Sports promoting sustainable development
Numerous sports organisations have introduced measures to promote sustainable development and to measure, manage and mitigate climate impact. The London 2012 Olympic Summer Games truly moved the dial and have been hailed as the most sustainable Games in history. The ambitious London 2012 sustainability program included measuring the carbon footprint over the entire project term, implementing a waste strategy to achieve zero Games-time waste to landfill and delivering a public transport Games. In 2016, following a significant carbon footprint reduction programme at the FIFA World Cup 2014, FIFA became the first international sports organisation to join the UN initiative “Climate Neutral Now.” The UEFA Euro 2016 Championships saw the delivery of a comprehensive sustainability programme that will serve as a model for future Euro events. Several other sports have followed suit, including equestrian and sailing.
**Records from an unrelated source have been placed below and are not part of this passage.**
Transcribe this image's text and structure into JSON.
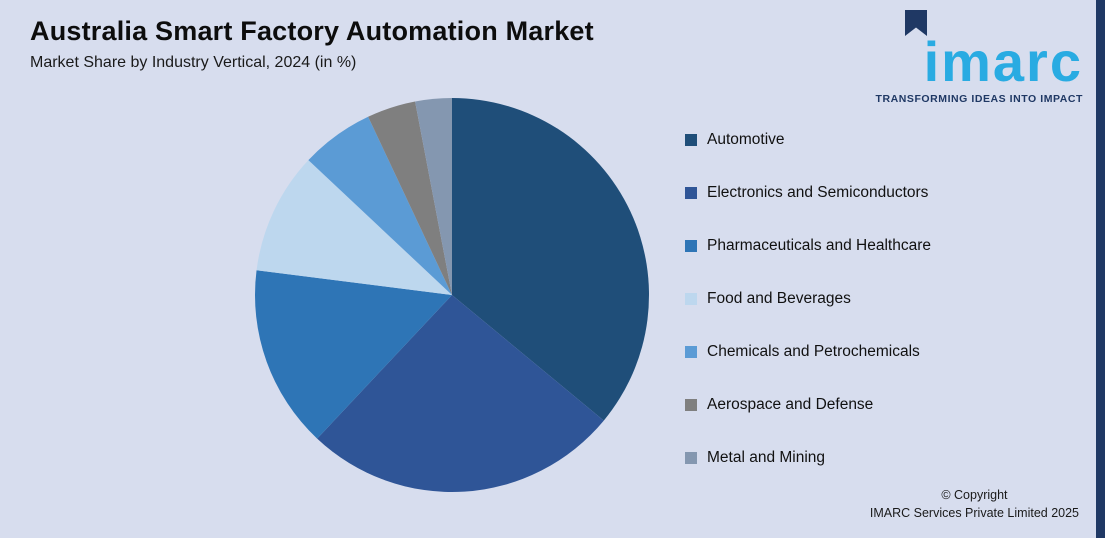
{
  "header": {
    "title": "Australia Smart Factory Automation Market",
    "subtitle": "Market Share by Industry Vertical, 2024 (in %)"
  },
  "logo": {
    "brand": "imarc",
    "tagline": "TRANSFORMING IDEAS INTO IMPACT",
    "brand_color": "#29abe2",
    "flag_color": "#1f3864"
  },
  "footer": {
    "copyright_line1": "© Copyright",
    "copyright_line2": "IMARC Services Private Limited 2025"
  },
  "theme": {
    "background": "#d7ddee",
    "accent_stripe": "#1f3864",
    "text": "#111111"
  },
  "chart_data": {
    "type": "pie",
    "title": "Australia Smart Factory Automation Market",
    "subtitle": "Market Share by Industry Vertical, 2024 (in %)",
    "unit": "%",
    "categories": [
      "Automotive",
      "Electronics and Semiconductors",
      "Pharmaceuticals and Healthcare",
      "Food and Beverages",
      "Chemicals and Petrochemicals",
      "Aerospace and Defense",
      "Metal and Mining"
    ],
    "values": [
      36,
      26,
      15,
      10,
      6,
      4,
      3
    ],
    "colors": [
      "#1f4e79",
      "#2f5597",
      "#2e75b6",
      "#bdd7ee",
      "#5b9bd5",
      "#7f7f7f",
      "#8497b0"
    ],
    "start_angle_deg": -90,
    "direction": "clockwise",
    "legend_position": "right",
    "data_labels": false
  }
}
The International Equestrian Federation established a sustainability policy already in 2014 while World Sailing set up a Sustainability Commission and created the role of a Sustainability Programme Manager as recently as in March 2017. In winter sport, FIS and the International Ice Hockey Federation (IIHF) are just two international winter sport federations to have issued Green Guides to help their organisers consider sustainability in event organisation. These guidelines present checklists, examples and links in areas such as transportation, waste and management, procurement and social inclusion. As part of Agenda 2020, the IOC adopted a new sustainability strategy in December 2016. This strategy will push the boundaries within the IOC itself, within the Games, and within the Olympic movement including the international federations and the national Olympic committees. Concerning the Games, the IOC yields contractual power to push the organisers of the upcoming Olympics.
Threat to the business
Undeniably, climate change is the greatest environmental concern for mountain communities, and a number of ski resorts have chosen to tackle it head on. Some have implemented comprehensive sustainability programmes featuring fleets of hybrid or electric ski buses and low-energy snow-making systems. Others focus on providing environment-friendly transport to and from the resort (known as the main source of emissions in ski sports!), reducing and recycling waste, and managing their supply chain. A number of labelling schemes, such as French Flocon Vert, have emerged to communicate these efforts to the consumers to enable informed decision-making. At the national level, the US National Ski Areas Association established its environmental charter called Sustainable Slopes in 2000 which has grown year-on-year. One of the leading US resort companies, Vail Resorts, just announced an aggressive sustainability commitment called “Epic Promise for a Zero Footprint” that commits it to zero net operating footprint by 2030. Major initiatives have been driven by other ski industry businesses, too, such as Patagonia that is known as the conscience of the outdoor industry, forsaking profits to do the right thing. An example of leadership by a ski event organiser is the resort of Squaw Valley Alpine Meadows that hosted the first carbon neutral FIS Ski World Cup event in history. Its event footprint ‒ measured at 400 metric tons of carbon dioxide – will be offset over 16 years by a local solar installation providing clean power to lifts and facilities at Squaw Valley. In equally innovative fashion, the upcoming FIS Alpine World Ski Championships 2019 in Åre, Sweden, together with the 2019 Biathlon World Championships in neighbouring Östersund, have joined forces with local and regional governments, transport and energy services providers to stage the first ever fossil-fuel free championships.
Power of sport and people
The greatest opportunity for sports to impact change, however, is likely its role in helping rally public support. Through the power to touch people emotionally, sport is uniquely qualified to act as a change agent. Behavioural change is what the COP 21 goals need most. Behavioural change through sport comes about through events and athletes serving as role models for enthusiastic fans. Especially the star athlete ambassadors have the capacity to directly inspire their fans. Protect Our Winters (POW), a US-based advocacy organisation with operations in half a dozen countries, operates on this premise. Its POWRiders Alliance empowers snow sport athletes to lead by example, speak up for their beliefs and help create a social movement to combat climate change. Sport and Sustainability International is another recently established advocacy organisation that works to establish sustainability as a key business principle throughout the global sports industry. In the final analysis, however, positive change may depend on the global skiers themselves to demand that ski resorts, snow sport businesses and sport organisations engage in progressive, sustainable operational practices and contribute to changing climate policy. So, the ball is in our very own court – let’s all work together to keep winters cool and the powder deep!